Humour et Faux Divers : Sarah Bernhardt et sa jambe de bois
Les révélations (excentriques) d’Oncle François : Sarah Bernhardt et sa jambe de bois
19/08/18
Il est bien connu que la grande tragédienne aimait particulièrement le Bassin, où elle a effectué de nombreux séjours, notamment à Andernos, dans la villa Eurêka, aujourd’hui rasée et transformée en immeuble.
Comédienne hors pair, elle pouvait à soixante ans jouer le rôle de l’Aiglon, un jeune homme de 18 ans, et ses contemporains affirmaient qu’elle était capable de blêmir sur scène à l’annonce d’une mauvaise nouvelle.
Tout le monde sait également qu’à la suite d’une tuberculose osseuse, elle avait été opérée à Bordeaux, par le professeur Denucé, qui avait été obligé de l’amputer de la jambe droite.
Elle a alors décidé, pour sa convalescence, de passer plusieurs mois à Andernos, afin de se consolider et de se rétablir après cette lourde opération.
Et c’est là que se déroule un des épisodes les moins connus et les plus étranges de la vie, pourtant pleine de péripéties, de la star.
Comme il s’agissait d’une personne mondialement connue, les médecins avaient décidé de ne pas lésiner sur la qualité de sa jambe de bois, et il avait opté pour un bois précieux, de l’acajou massif.

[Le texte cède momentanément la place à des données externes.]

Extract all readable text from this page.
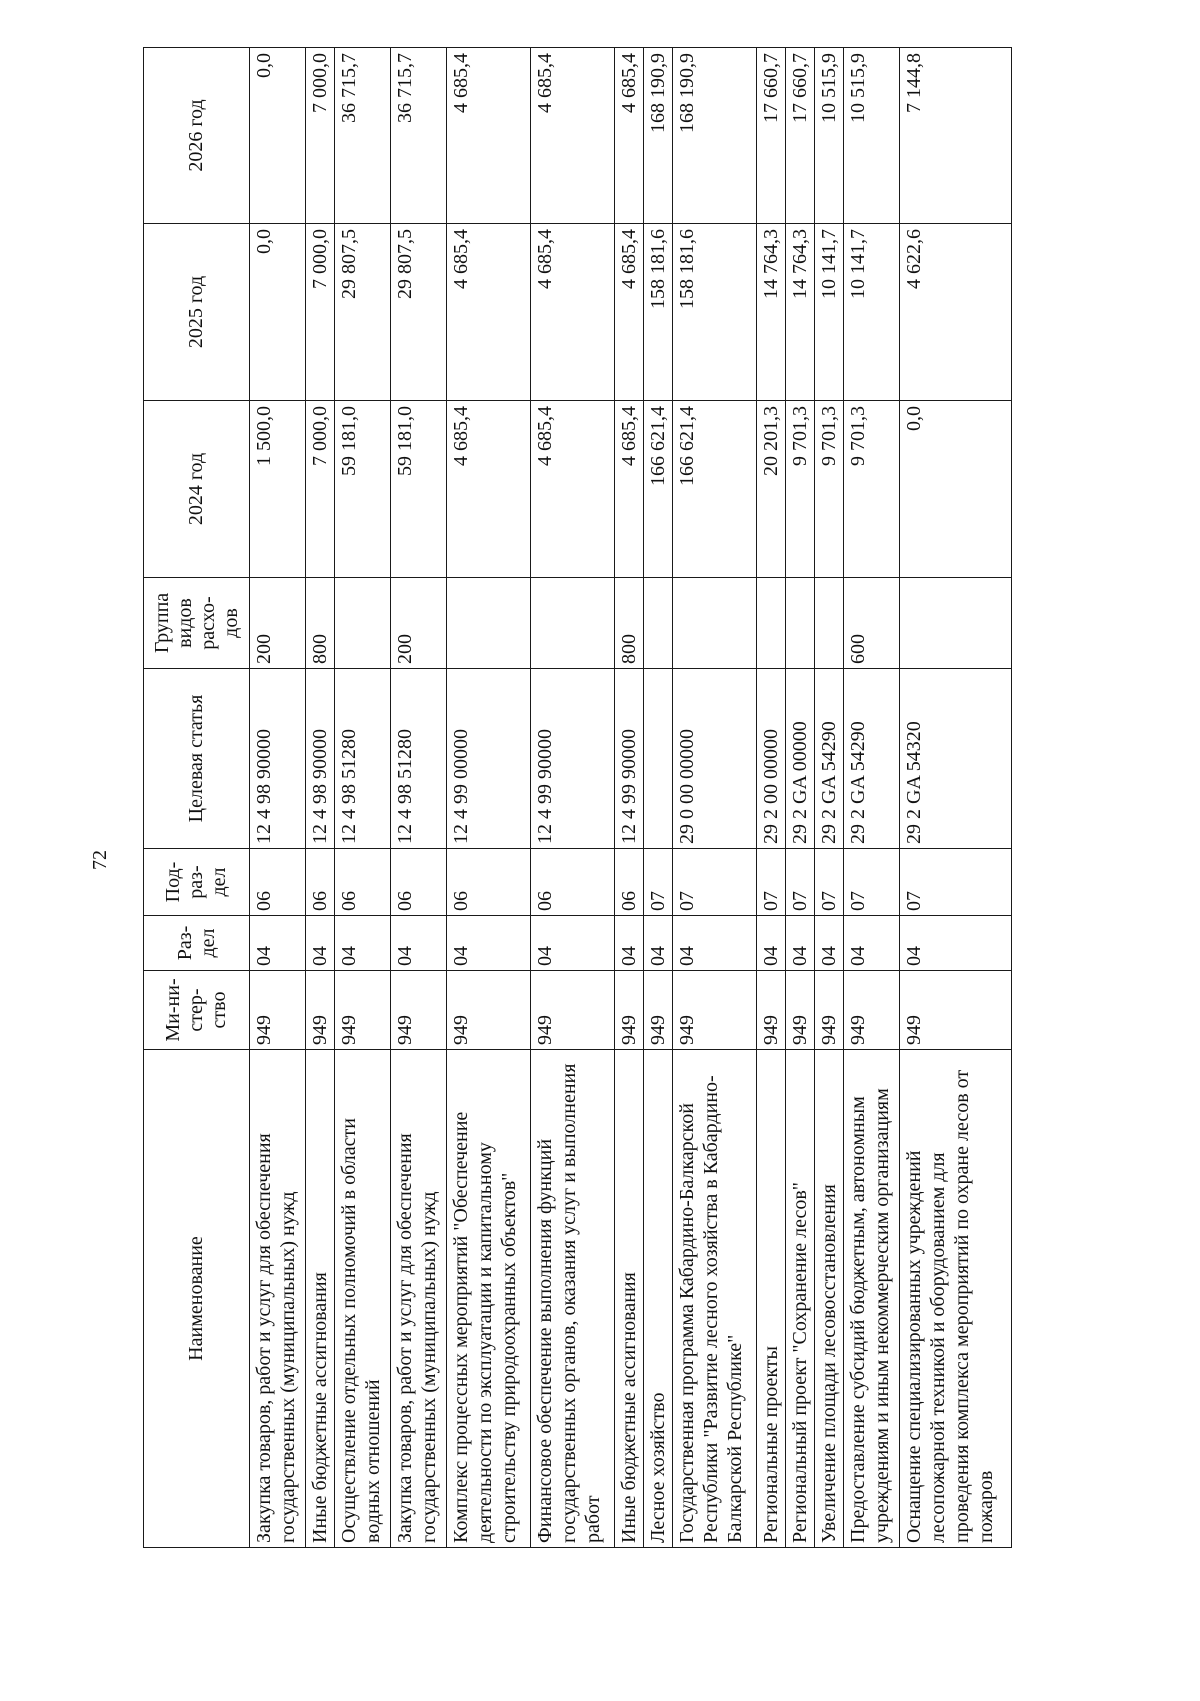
72
Наименование	Ми-ни-стер-ство	Раз-дел	Под-раз-дел	Целевая статья	Группа видов расхо-дов	2024 год	2025 год	2026 год
Закупка товаров, работ и услуг для обеспечения государственных (муниципальных) нужд	949	04	06	12 4 98 90000	200	1 500,0	0,0	0,0
Иные бюджетные ассигнования	949	04	06	12 4 98 90000	800	7 000,0	7 000,0	7 000,0
Осуществление отдельных полномочий в области водных отношений	949	04	06	12 4 98 51280		59 181,0	29 807,5	36 715,7
Закупка товаров, работ и услуг для обеспечения государственных (муниципальных) нужд	949	04	06	12 4 98 51280	200	59 181,0	29 807,5	36 715,7
Комплекс процессных мероприятий "Обеспечение деятельности по эксплуатации и капитальному строительству природоохранных объектов"	949	04	06	12 4 99 00000		4 685,4	4 685,4	4 685,4
Финансовое обеспечение выполнения функций государственных органов, оказания услуг и выполнения работ	949	04	06	12 4 99 90000		4 685,4	4 685,4	4 685,4
Иные бюджетные ассигнования	949	04	06	12 4 99 90000	800	4 685,4	4 685,4	4 685,4
Лесное хозяйство	949	04	07			166 621,4	158 181,6	168 190,9
Государственная программа Кабардино-Балкарской Республики "Развитие лесного хозяйства в Кабардино-Балкарской Республике"	949	04	07	29 0 00 00000		166 621,4	158 181,6	168 190,9
Региональные проекты	949	04	07	29 2 00 00000		20 201,3	14 764,3	17 660,7
Региональный проект "Сохранение лесов"	949	04	07	29 2 GA 00000		9 701,3	14 764,3	17 660,7
Увеличение площади лесовосстановления	949	04	07	29 2 GA 54290		9 701,3	10 141,7	10 515,9
Предоставление субсидий бюджетным, автономным учреждениям и иным некоммерческим организациям	949	04	07	29 2 GA 54290	600	9 701,3	10 141,7	10 515,9
Оснащение специализированных учреждений лесопожарной техникой и оборудованием для проведения комплекса мероприятий по охране лесов от пожаров	949	04	07	29 2 GA 54320		0,0	4 622,6	7 144,8
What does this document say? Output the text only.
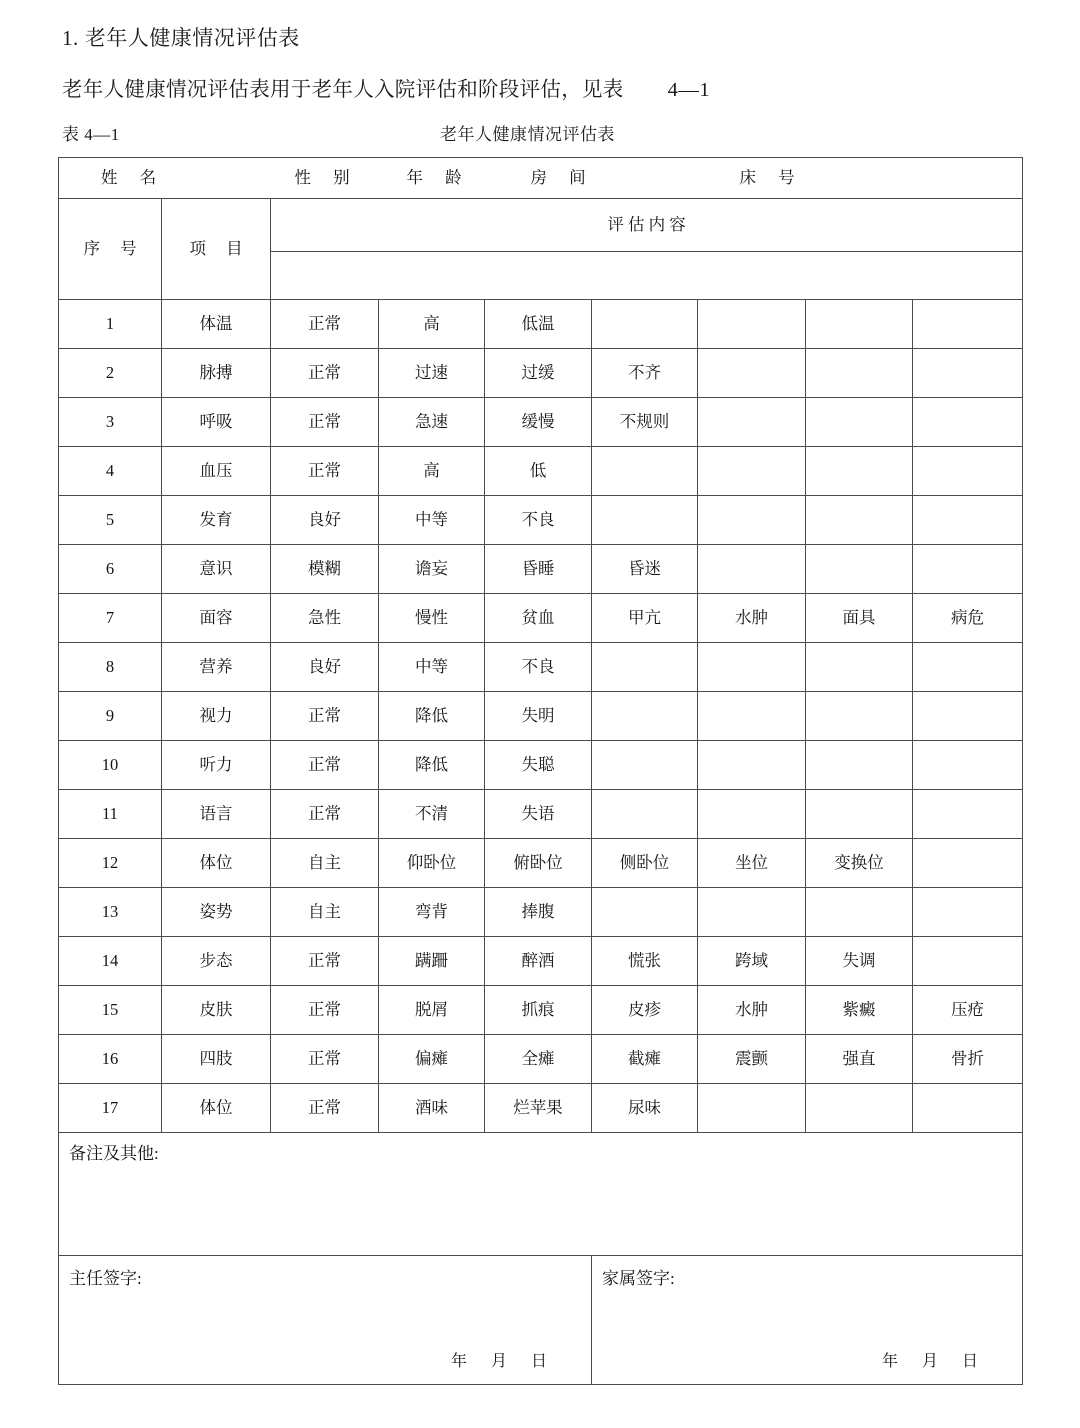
1. 老年人健康情况评估表
老年人健康情况评估表用于老年人入院评估和阶段评估，见表 4—1
表 4—1	老年人健康情况评估表
姓 名		性 别	年 龄	房 间		床 号		
序 号	项 目	评 估 内 容						

1	体温	正常	高	低温				
2	脉搏	正常	过速	过缓	不齐			
3	呼吸	正常	急速	缓慢	不规则			
4	血压	正常	高	低				
5	发育	良好	中等	不良				
6	意识	模糊	谵妄	昏睡	昏迷			
7	面容	急性	慢性	贫血	甲亢	水肿	面具	病危
8	营养	良好	中等	不良				
9	视力	正常	降低	失明				
10	听力	正常	降低	失聪				
11	语言	正常	不清	失语				
12	体位	自主	仰卧位	俯卧位	侧卧位	坐位	变换位	
13	姿势	自主	弯背	捧腹				
14	步态	正常	蹒跚	醉酒	慌张	跨域	失调	
15	皮肤	正常	脱屑	抓痕	皮疹	水肿	紫癜	压疮
16	四肢	正常	偏瘫	全瘫	截瘫	震颤	强直	骨折
17	体位	正常	酒味	烂苹果	尿味			

备注及其他:								

主任签字:
年 月 日

家属签字:
年 月 日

Pour cela, ils firent venir un billot de Côte d’Ivoire, pays réputé pour la qualité de ses bois. Et Jean-Paul Mache-Praux, de Lanton, maitre ébéniste, avait été choisi pour tailler la prothèse. Ce qu’il fit dans les règles de l’art, évitant nœuds et veines du bois.
Avant que cet outil n’ait été installé, Sarah Bernhardt avait continué sa carrière, en assurant tous ses rôles assis, ce qui lui avait valu le surnom de “La mère la chaise”…
Après de nombreux essayages avec Jean-Paul Mache-Praux, la comédienne s’était enfin décidée à conserver sa nouvelle jambe de bois toute neuve, très résistante de et grande qualité artistique, l’ébéniste n’ayant pas hésité à graver dans la matière “Tu peux y aller ma poule, c’est du solide !”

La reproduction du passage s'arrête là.